Ante Timmermans — Les Tanneries, Amilly
Le centre d’art contemporain Les Tanneries, sous le commissariat d’Eric Degoutte, directeur du lieu, et Philippe Van Cauteren, directeur artistique du S.M.A.K de Gand, présente l’exposition « Rien de nier de rien » de l’artiste contemporain belge. Dans ce lieu spacieux et historique, inauguré en 2016, un ensemble d’œuvres produites entre 2013 et aujourd’hui ont été réunies, immergeant le spectateur parmi les pièces détachées d’une grande machine en (dé)construction.
« Ante Timmermans — Rien de nier de rien », Les Tanneries — Amilly du 27 avril au 1 septembre 2019. En savoir plus On entre dans l’exposition comme on entre dans un atelier d’artiste, que l’on aurait rangé et agencé pour accueillir un visiteur occasionnel. Les cloisons mobiles de la Galerie haute ont été rassemblées en un bloc par Ante Timmermans. L’espace est vidé de toutes frontières, de toutes contraintes. Désormais libéré d’un parcours prédéfini à suivre, le spectateur peut errer sans finalité précise, parmi les œuvres en grands formats. Des toiles sont adossées au mur, proches les unes des autres, telle une frise. D’autres encore, monumentales, rejoignent le plafond. Les dessins sont tantôt accrochés au mur, en ligne ou en rectangle ordonnés, tantôt au sol sur des plaques roulantes, ou se mêlent aux installations. L’espace de l’exposition porte en lui la présence de l’artiste, la trace de son passage, ses déplacements, son geste mais aussi ses hésitations, réflexions et questions — à l’image de son espace mental.
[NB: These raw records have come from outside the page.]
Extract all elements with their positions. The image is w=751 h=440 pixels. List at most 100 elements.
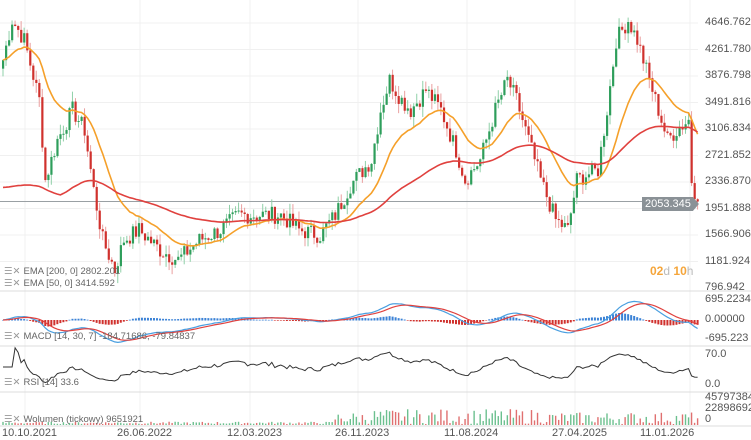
macd-histogram-bar <box>554 320 557 325</box>
volume-bar <box>422 422 424 425</box>
volume-bar <box>554 415 557 425</box>
candle <box>252 217 255 219</box>
macd-histogram-bar <box>509 316 512 321</box>
macd-histogram-bar <box>288 320 291 321</box>
macd-histogram-bar <box>458 320 461 325</box>
macd-histogram-bar <box>581 318 584 321</box>
macd-histogram-bar <box>578 318 581 321</box>
volume-bar <box>8 422 10 425</box>
candle <box>246 214 249 224</box>
macd-histogram-bar <box>448 320 451 324</box>
volume-bar <box>609 418 611 425</box>
volume-bar <box>177 421 179 425</box>
candle <box>273 206 276 224</box>
volume-bar <box>71 423 74 425</box>
candle <box>174 259 177 265</box>
macd-histogram-bar <box>285 320 288 321</box>
macd-histogram-bar <box>403 319 406 321</box>
volume-bar <box>95 422 98 425</box>
candle <box>171 262 174 265</box>
candle <box>581 174 585 185</box>
volume-bar <box>346 421 348 425</box>
volume-bar <box>252 423 255 425</box>
macd-histogram-bar <box>282 320 285 321</box>
date-axis-label: 26.06.2022 <box>117 427 173 439</box>
macd-histogram-bar <box>32 320 35 322</box>
macd-histogram-bar <box>77 318 80 321</box>
macd-legend[interactable]: ☰✕ MACD [14, 30, 7] -184.71686, -79.84837 <box>4 331 196 342</box>
candle <box>445 122 449 129</box>
macd-histogram-bar <box>645 320 648 321</box>
volume-bar <box>77 422 80 425</box>
volume-bar <box>633 414 635 425</box>
candle <box>470 170 473 185</box>
macd-histogram-bar <box>476 320 479 323</box>
volume-bar <box>425 424 427 425</box>
macd-histogram-bar <box>361 318 364 321</box>
macd-histogram-bar <box>491 318 494 321</box>
macd-histogram-bar <box>572 320 575 322</box>
macd-histogram-bar <box>633 315 636 321</box>
macd-histogram-bar <box>370 318 373 321</box>
volume-bar <box>2 421 4 425</box>
macd-histogram-bar <box>165 318 168 321</box>
ema50-legend[interactable]: ☰✕ EMA [50, 0] 3414.592 <box>4 278 115 289</box>
candle <box>307 226 310 239</box>
volume-bar <box>56 423 59 425</box>
volume-bar <box>246 422 249 425</box>
candle <box>415 103 418 107</box>
macd-histogram-bar <box>53 320 56 326</box>
macd-histogram-bar <box>74 318 77 321</box>
volume-bar <box>47 422 49 425</box>
candle <box>337 203 340 220</box>
candle <box>615 48 618 67</box>
rsi-legend[interactable]: ☰✕ RSI [14] 33.6 <box>4 377 79 388</box>
volume-bar <box>126 423 128 425</box>
volume-bar <box>476 423 478 425</box>
macd-histogram-bar <box>198 317 201 321</box>
macd-histogram-bar <box>485 320 488 321</box>
volume-bar <box>86 423 89 425</box>
candle <box>313 225 316 238</box>
volume-bar <box>198 422 200 425</box>
volume-bar <box>234 421 237 425</box>
macd-histogram-bar <box>68 319 71 321</box>
volume-bar <box>65 424 68 425</box>
candle <box>149 236 153 244</box>
candle <box>207 238 210 240</box>
volume-bar <box>437 421 439 425</box>
candle <box>596 168 600 177</box>
ema200-legend[interactable]: ☰✕ EMA [200, 0] 2802.201 <box>4 266 121 277</box>
indicator-axis-label: 0.0 <box>705 378 721 390</box>
macd-histogram-bar <box>442 320 445 323</box>
volume-bar <box>174 421 176 425</box>
candle <box>26 33 29 51</box>
macd-histogram-bar <box>183 318 186 321</box>
macd-histogram-bar <box>518 318 521 321</box>
volume-bar <box>352 413 355 425</box>
volume-bar <box>17 423 19 425</box>
candle <box>442 107 446 123</box>
volume-bar <box>259 422 261 425</box>
candle <box>618 26 621 49</box>
volume-bar <box>268 422 270 425</box>
volume-legend[interactable]: ☰✕ Wolumen (tickowy) 9651921 <box>4 414 144 425</box>
volume-bar <box>295 423 297 425</box>
candle <box>325 223 328 228</box>
volume-bar <box>183 422 185 425</box>
macd-histogram-bar <box>530 320 533 323</box>
candle <box>355 171 358 181</box>
volume-bar <box>361 415 364 425</box>
candle <box>2 60 5 69</box>
candle <box>403 97 406 111</box>
candle <box>464 175 467 184</box>
candle <box>107 248 110 260</box>
settings-close-icon: ☰✕ <box>4 278 21 289</box>
macd-histogram-bar <box>146 317 149 321</box>
macd-histogram-bar <box>264 319 267 321</box>
indicator-axis-label: -695.223 <box>705 332 749 344</box>
candle <box>500 95 503 100</box>
volume-bar <box>576 413 578 425</box>
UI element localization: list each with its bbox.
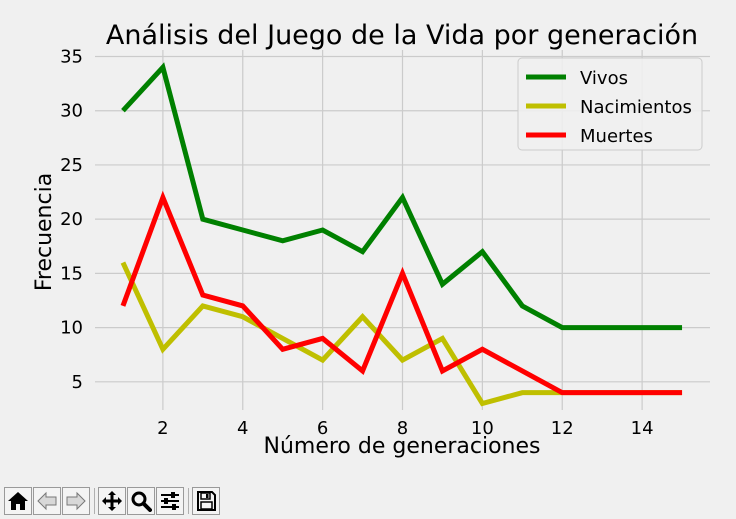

La question de l’organisation, de l’agencement et de l’assemblage saute aux yeux. Comme dans un laboratoire de travail, formes, motifs, lettres, mots, langages et volumes dialoguent par un jeu de répétitions et d’associations, allant jusqu’à former un véritable système.Mais le système est poreux et fébrile. Il laisse entrer les interférences, les incohérences, tiraillé entre ordre et désordre, sens et non-sens, construction et déconstruction. Rien ne commence, rien ne s’achève. Tout tourne, tout s’arrête, tout marche. Aucun sens n’est affirmé à condition d’être mis à mal aussitôt. C’est dans ce jeu de contraires qu’Ante Timmermans explore son intérêt pour l’absurde dont il est un lecteur aguerri. Sur de grandes feuilles de papier sont retranscrites les didascalies du dialogue entre Vladimir et Estragon dans la pièce de Samuel Beckett, En attendant Godot. Plus loin, une série de dessins répète le motif du cercle, omniprésent, auquel se superposent des mots qui semblent lutter entre eux et contre eux-mêmes. On y lit par exemple « la marche de l’arrêt ». À côté, un petit bureau en métal est gravé de croix et de cercles dans une grille, signant le passage d’un joueur de morpion.
Dans les deux grandes installations faites d’échafaudages en métal et en bois sont accrochés des objets hasardeux (sacs en plastique, boîtes en carton, télévision, fils électriques, haut-parleurs, masques…). À cette mystérieuse symphonie dissonante s’invite aussi la figure mythique et le nom de Sisyphe, éternel travailleur piégé dans l’inutilité de sa tâche repris par Albert Camus, côtoyant celle de l’âne, symbole de labeur et d’obstination.
L’exposition donne à voir ce qu’elle est toujours : une mise en scène. Elle se trahit, se met à nu. Le visiteur entre dans les coulisses d’un théâtre, au milieu d’un décor entreposé ici, entre deux représentations, dans l’attente. C’est le moment où les masques se reposent, les significations se bousculent, les tensions se suspendent, les lignes se réinventent. C’est l’espace-temps de la didascalie, silencieuse et pourtant essentielle. Quelque chose est joué mais caché, le faire prend le pas sur le dire. C’est d’ailleurs ainsi qu’Ante Timmermans dit percevoir l’exposition : comme une pause dans le travail. La pause, en s’ouvrant à l’ennui et au vide, ose défier le rien.
Ante Timmermans, né en 1976, avant de s’être orienté vers l’installation et la performance, est d’abord un dessinateur. Peut-être faut-il appréhender cette exposition, à l’image du parcours de l’artiste, comme un vaste dessin qui aurait arpenté d’autres terrains. Le propre du dessin est bien de pouvoir s’autoriser, à l’infini, des retours en arrière, des repentirs, de recommencer sans cesse, ne jamais s’arrêter.